Category: Reflections

  • Of Dreams and Shame


    The first step to making tofu is to soak the beans. Though what is happening is much more profound. The destiny of any bean is to grow, to find a spot in the earth, drink in the moistness of the soil and stir its roots, and push up through the warm earth to kiss the sun with baby leaves. That is the dream bound up inside each bean.

    In the evening, I wash and fill a pot with beans. I turn the tap on just a trickle, and let the beans enjoy the soft sensations of running water all night long. The next day, the beans are alive, plump, happy, and pure.


    There is a glow to beans that have spent a night under gently running water, a purity that softens and beckons. The steady stream of water has washed away all impurities, and the beans sparkle. There is one last chance to enjoy their beauty. It’s almost a shame to toss them in the blender and grind them to pulp, to crush their precious dreams of becoming tall bean plants and feeling the summer breeze flow through their sweet flowers, to laugh when the bumble bees tickle their petals.



    The beans are no more, transformed into cooling blocks of pure tofu. What is the tofu dreaming? A dream of soaking in a hot broth? Of getting doused with seasonings? Of hanging out in a fridge? They look like blocks of tofu cooling, but something much more profound is happening.

  • Of Fanged-Things and Fallen Giants


    Something was amiss last night. It was in the warm night air. Stepping out of the cabin where I make tofu, there was no November chill in the air. A warm night breeze wafted over the dark pond.



    At dawn, the ducks went wild with their bath, diving deep, splashing, and flapping their wet wings with pure joy. Perhaps they thought winter was over.




    With today’s bread order cooling, it was off to the cabin to label and pack up the tofu. A fanged thing greeted me on the door. A harvestmen was waiting for something to ambush. To be an insect must be to live in a nightmarish world of monsters. Imagine the tales children would have to tell if they had to sneak by monsters like this on their way to and from school. “Mommy, Bobby didn’t make it home today, the Fanged-Thing got him!” would be an oft heard phrase in such a world.




    On the way to deliver bread and tofu, I see that a giant has fallen. The massive cottonwood in the parking lot of BowEdison Fine Food & Drink has met its demise. A crew of tree fellers has been working on it since yesterday, and now the giant is but a crumpled carcass on the ground.

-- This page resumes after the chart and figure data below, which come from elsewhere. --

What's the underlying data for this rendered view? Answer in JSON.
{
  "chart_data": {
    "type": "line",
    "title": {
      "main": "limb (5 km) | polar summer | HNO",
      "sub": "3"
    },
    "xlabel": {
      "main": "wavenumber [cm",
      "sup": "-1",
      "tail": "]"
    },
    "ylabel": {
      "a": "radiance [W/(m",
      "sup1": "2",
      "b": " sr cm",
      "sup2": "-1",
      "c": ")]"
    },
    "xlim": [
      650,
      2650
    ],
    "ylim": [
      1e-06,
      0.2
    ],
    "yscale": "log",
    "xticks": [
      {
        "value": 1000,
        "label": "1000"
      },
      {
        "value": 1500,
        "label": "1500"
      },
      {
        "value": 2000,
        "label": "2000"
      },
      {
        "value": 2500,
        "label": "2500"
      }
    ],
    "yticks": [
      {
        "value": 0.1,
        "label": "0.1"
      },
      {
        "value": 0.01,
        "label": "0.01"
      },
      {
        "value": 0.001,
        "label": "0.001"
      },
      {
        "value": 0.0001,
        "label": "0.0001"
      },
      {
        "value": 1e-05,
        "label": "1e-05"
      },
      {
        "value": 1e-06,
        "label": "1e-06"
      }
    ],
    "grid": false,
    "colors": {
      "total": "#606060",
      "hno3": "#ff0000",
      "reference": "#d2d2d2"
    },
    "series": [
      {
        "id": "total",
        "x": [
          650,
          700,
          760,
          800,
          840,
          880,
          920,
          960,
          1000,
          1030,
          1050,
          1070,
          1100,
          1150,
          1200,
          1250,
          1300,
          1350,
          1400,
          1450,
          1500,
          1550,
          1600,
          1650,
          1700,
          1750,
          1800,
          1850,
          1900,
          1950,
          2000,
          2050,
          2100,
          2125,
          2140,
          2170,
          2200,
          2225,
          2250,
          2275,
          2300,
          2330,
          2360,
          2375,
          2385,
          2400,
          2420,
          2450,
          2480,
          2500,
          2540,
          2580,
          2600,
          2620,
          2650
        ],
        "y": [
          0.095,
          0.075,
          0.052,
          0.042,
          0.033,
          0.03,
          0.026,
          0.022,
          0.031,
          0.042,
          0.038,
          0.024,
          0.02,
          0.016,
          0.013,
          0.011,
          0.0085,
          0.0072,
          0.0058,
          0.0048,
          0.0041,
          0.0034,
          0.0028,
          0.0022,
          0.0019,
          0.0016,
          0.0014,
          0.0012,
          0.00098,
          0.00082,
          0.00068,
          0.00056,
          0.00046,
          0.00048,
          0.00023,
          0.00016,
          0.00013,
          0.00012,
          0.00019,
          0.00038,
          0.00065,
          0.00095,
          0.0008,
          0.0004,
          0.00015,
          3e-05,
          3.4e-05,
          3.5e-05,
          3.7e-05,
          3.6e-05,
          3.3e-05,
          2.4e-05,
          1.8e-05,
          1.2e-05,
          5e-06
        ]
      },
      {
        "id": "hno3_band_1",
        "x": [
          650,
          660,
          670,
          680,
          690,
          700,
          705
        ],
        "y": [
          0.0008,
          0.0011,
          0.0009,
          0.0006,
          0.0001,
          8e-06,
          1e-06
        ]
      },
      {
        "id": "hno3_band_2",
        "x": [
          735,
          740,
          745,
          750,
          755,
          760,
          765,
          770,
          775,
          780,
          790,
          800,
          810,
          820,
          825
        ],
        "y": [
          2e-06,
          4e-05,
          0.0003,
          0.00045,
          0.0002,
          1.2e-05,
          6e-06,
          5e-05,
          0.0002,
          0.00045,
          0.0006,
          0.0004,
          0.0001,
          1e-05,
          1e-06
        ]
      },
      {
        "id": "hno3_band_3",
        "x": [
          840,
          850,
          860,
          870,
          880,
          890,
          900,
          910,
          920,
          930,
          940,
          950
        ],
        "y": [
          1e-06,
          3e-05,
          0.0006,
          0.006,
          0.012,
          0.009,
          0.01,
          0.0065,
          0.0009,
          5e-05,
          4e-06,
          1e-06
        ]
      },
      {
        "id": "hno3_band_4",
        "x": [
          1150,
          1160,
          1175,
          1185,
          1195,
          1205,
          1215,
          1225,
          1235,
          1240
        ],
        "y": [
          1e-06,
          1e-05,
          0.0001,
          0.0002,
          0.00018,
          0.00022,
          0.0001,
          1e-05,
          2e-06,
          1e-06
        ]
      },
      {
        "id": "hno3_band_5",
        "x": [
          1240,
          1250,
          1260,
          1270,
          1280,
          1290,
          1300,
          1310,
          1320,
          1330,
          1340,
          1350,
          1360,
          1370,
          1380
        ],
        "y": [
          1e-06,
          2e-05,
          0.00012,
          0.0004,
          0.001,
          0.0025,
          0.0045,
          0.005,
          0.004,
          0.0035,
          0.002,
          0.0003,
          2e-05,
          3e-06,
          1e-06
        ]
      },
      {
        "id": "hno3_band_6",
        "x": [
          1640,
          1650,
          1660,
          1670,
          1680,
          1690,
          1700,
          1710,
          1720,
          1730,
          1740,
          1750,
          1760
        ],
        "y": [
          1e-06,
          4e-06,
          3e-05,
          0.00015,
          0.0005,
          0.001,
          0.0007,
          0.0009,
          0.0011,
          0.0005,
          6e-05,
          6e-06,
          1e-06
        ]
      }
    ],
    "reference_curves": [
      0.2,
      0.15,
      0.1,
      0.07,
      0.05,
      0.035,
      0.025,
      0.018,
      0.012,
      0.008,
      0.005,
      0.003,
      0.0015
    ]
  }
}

    All day the warm south winds have gusted. Huge clouds billow above the mountains. I see flocks of swans shooting by at jet speed, riding the howling winds. The day ends as warm as it started. Tomorrow is Thanksgiving. It’s a far cry from a snowbound Seattle Thanksgiving of some thirty years ago when my husband came in our four-wheel drive Tercel to fetch me from the downtown office building where I worked. That evening, we passed bus after bus which was stuck in the knee-deep snow which blanked the hills of Seattle. This Thanksgiving will be nothing like that. This Thanksgiving will be more like Maui in the Pacific Northwest.

  • Time to Experiment


    With no farmers markets to worry about, I have time to hone my bread baking, and experiment. What if I add more levain, or change the moisture content of the levain, or let the dough rest longer, or rise longer, or, or, or … there are as many variables to play with as I can imagine. This morning’s cumin loaf was pretty good.



    Chuckanut Mountain looked like a volcano steaming ferociously, about to blow it’s top. Fortunately it’s not a volcano, just a mountain that clouds have a thing for.


    At home, late afternoon sun rays turned an apple tree into a burning bush.


    I’d gone out to rake more leaves for the garden beds. Though the leaves on the pond are out of reach.


    It’s impossible to rake leaves without stirring the interest of the chickens. They have all day to inspect the leaves, but something about me raking them, makes them more interesting to the chickens. It may not be the leaves that pique their curiosity. They are probably wondering why I bother gathering them into big piles and cart them off in a wheelbarrow.



  • Mystery is a Tiny Egg


    Morning starts with a heavy frost, turning leaves to leather and wood to fine art.




    Watching coffee roasting is a pleasing activity. Having a nearby friendly coffee roaster you can enjoy a pleasant conversation with while you pick up your coffee beans is precious. So is feeling how soft a bucket of warm chaff from roasted coffee is. Evidently it makes great mulch and bedding for worm bins, earthworms love it.



    So is enjoying the sun setting over the San Juan Islands on the drive home. And so is coming home to find a tiny egg, the first egg from a young hen. Based on its size and color, it is a Turken egg. The mystery to solve is which of the six month old hens has started laying eggs.

  • Where Snow Belongs


    Snow belongs up there, not down here. Saturday’s snow is but a memory. The sun has seen to that. The snow has retreated up into the hills and mountains where it belongs.


    Mt. Baker can have as much snow as it wants.


    And so can Lyman Hill. From now until spring, it’s a fine line where the snow ends, is it up there or down here?